With too much time on my hands and a healthy bank account by my standards, of course I hit the pokies hard again. First it was an outgoing trickle of cash, then a torrential gush. Tens of thousands flew away until, thankfully, one day Dave and I walked past an internet café that was offering LAN gaming. We walked in and it was like we were stepping into a secret society. All the dudes hunched over their computers were silent and still, except for infrequent quiet calls of disgust or glee and a crescendo of excitement for a few moments, then they resumed their silent poses.
The place looked like a crack house, with people passed out under tables, full ashtrays and empty bottles, and chip packets strewn around, but the players’ dedication to their screens was enticing. Most of the Asian blokes (and they were pretty much all Asian blokes) were playing the same game, the multi-player first-person-shooter Counter-Strike.

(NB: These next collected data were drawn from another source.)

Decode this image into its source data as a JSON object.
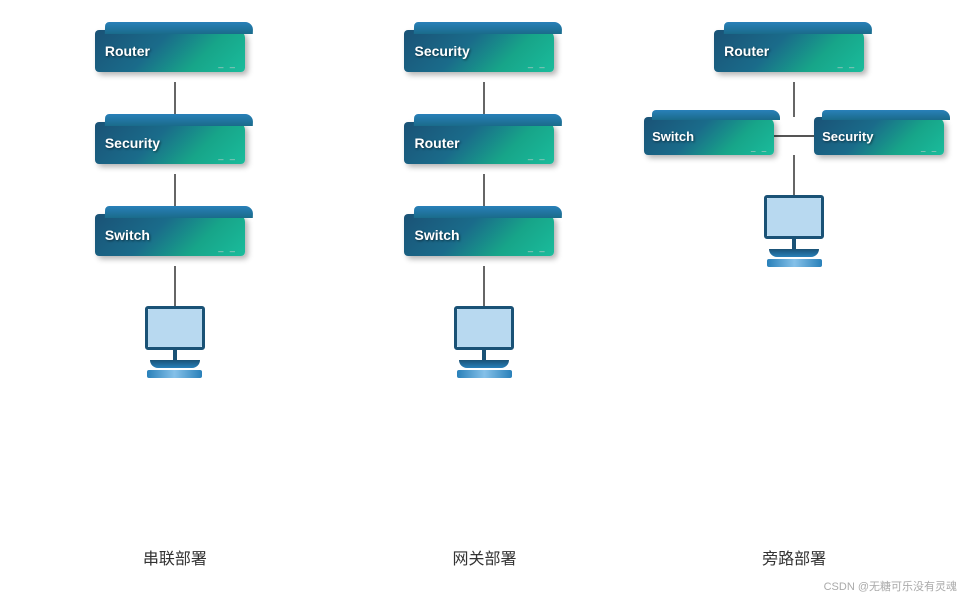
{
  "diagrams": [
    {
      "id": "serial",
      "caption": "串联部署",
      "devices": [
        "Router",
        "Security",
        "Switch"
      ]
    },
    {
      "id": "gateway",
      "caption": "网关部署",
      "devices": [
        "Security",
        "Router",
        "Switch"
      ]
    },
    {
      "id": "bypass",
      "caption": "旁路部署",
      "mainDevice": "Router",
      "branchLeft": "Switch",
      "branchRight": "Security"
    }
  ],
  "watermark": "CSDN @无糖可乐没有灵魂"
}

Counter-Strike seemed exceedingly simple at first. The game was round-based, each round starting with the players
choosing to be a terrorist or a counter terrorist, and fitting themselves out with some weapons before being dropped into a designated area – terrorists in one area, counter terrorists in another. The game finished when all the players on one side were dead, or when a team’s objective had been fulfilled.
This game spoke to me. This game spoke to us. Dave and I jumped on a computer and we were there for hours. It seemed that with each round we played, the game revealed another level of depth. Every map had its own points of tactical importance; each weapon was useful in certain areas; and there were numerous tricks – fast-switching weapons, crouching behind walls, entering rooms after throwing flashbang grenades – that kept me a little longer in each round and with a slightly higher kill-to-death ratio.
There was a visceral aspect of the game that I liked, too. When you found yourself in a gunfight, things happened very, very quickly. The good players seemed to be able to get a crosshair on their opponent’s head with preternatural speed. When I first started playing there were many times I’d fire on an opposing player who hadn’t even seen me, and find myself dead. It felt like they were cheating. I know they weren’t, though, because eventually I got to that crazy, twitchy level of speed.
I figured out that I liked to play CS the way I liked to fight, choosing to equip myself with the AWP (Arctic Warfare Police) – the big heavy sniper rifle – and the slow-firing but high-calibre Desert Eagle pistol as my weapons. My CS game was all about the one shot that would take you out.